Aufregendes Corona: Für mich persönlich ist die Corona-Krise eng mit einem anderen aufregenden Ereignis verbunden: Ich stehe vor meiner Abschlussprüfung als staatlich anerkannte Erzieherin. Um in Deutschland Arbeit zu finden, habe ich vor zwei Jahren eine Vollzeit-Weiterbildung begonnen. Seitdem höre ich von allen Seiten, dass die „Externenprüfung für Erzieher*innen“ besonders schwierig ist. Das macht mir Kopfschmerzen. Zumal die praktische Prüfung nur ein einziges Mal gemacht werden darf. Wer beim ersten Mal durchfällt, ist raus. Lernjahre hin, Lernjahre her.
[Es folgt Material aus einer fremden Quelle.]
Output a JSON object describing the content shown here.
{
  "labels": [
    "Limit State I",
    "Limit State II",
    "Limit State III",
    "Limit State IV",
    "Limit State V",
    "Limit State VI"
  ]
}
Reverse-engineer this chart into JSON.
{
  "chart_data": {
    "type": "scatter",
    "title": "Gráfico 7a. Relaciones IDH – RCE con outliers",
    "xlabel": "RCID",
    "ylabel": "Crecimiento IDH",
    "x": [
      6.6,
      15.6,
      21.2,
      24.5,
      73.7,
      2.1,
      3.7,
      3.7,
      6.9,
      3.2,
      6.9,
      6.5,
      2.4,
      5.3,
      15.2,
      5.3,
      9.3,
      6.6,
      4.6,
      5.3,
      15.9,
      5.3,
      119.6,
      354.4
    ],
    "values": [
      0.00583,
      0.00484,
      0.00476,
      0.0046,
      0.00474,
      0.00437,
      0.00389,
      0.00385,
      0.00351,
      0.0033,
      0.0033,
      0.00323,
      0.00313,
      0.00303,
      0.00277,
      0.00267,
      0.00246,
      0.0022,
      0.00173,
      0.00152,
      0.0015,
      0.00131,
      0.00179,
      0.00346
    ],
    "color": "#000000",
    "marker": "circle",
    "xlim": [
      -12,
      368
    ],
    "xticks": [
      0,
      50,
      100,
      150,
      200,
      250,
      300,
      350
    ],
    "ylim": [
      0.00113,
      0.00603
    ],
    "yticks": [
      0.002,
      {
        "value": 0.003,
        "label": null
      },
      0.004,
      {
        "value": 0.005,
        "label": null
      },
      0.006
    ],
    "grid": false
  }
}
Corona hin, Corona her.
Für mich ist das alles aufregend genug, denn meine Zukunft in Deutschland hängt davon ab.
Daran muss ich immer denken, während ich die Texte lese, dabei immer wieder Wörter im Lexikon nachschlage, nochmal lese, übersetze, Vermutungen anstelle, Freunde anrufe, auf Antworten warte, wichtige Stellen markiere, nochmal lese, und den Anfang wieder vergessen habe.
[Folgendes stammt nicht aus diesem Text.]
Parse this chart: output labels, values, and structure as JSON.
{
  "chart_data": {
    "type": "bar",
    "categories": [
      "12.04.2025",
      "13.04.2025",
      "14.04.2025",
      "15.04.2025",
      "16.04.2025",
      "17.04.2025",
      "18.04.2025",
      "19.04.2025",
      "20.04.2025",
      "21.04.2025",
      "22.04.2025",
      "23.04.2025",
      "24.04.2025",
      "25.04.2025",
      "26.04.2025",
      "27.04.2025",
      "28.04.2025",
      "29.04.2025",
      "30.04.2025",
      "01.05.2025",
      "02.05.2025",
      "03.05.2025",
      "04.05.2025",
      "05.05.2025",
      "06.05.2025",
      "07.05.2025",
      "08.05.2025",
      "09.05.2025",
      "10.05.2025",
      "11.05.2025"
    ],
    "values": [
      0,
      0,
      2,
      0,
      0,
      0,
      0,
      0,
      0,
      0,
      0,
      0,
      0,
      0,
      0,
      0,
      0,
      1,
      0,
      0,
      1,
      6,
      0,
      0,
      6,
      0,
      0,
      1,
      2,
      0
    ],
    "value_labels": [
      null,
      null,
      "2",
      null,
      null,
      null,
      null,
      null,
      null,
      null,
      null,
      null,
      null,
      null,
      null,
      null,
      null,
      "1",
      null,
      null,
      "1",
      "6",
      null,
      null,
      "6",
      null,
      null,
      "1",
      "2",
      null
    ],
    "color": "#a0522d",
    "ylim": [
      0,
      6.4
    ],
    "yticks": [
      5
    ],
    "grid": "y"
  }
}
Die Kita, in der ich arbeite, ist geschlossen. Die Stadtbücherei ebenfalls. Ich erarbeite ein Konzept, ohne zu wissen, ob und wie ich es durchführen können werde. Werden die Kinder, auf die ich mich vorbereite, überhaupt bei der Prüfung anwesend sein? Zum Glück habe ich ein starkes Netzwerk an Freund*innen und Kolleg*innen. Aber die meisten sind in diesen Tagen stark mit ihren Familien beschäftigt, oder arbeiten online. Auf ihre Antworten muss ich meist lange warten. Das ist kein Vorwurf, ich verstehe sie gut! Und gleichzeitig verzweifle ich manchmal, wartend an meinem Schreibtisch.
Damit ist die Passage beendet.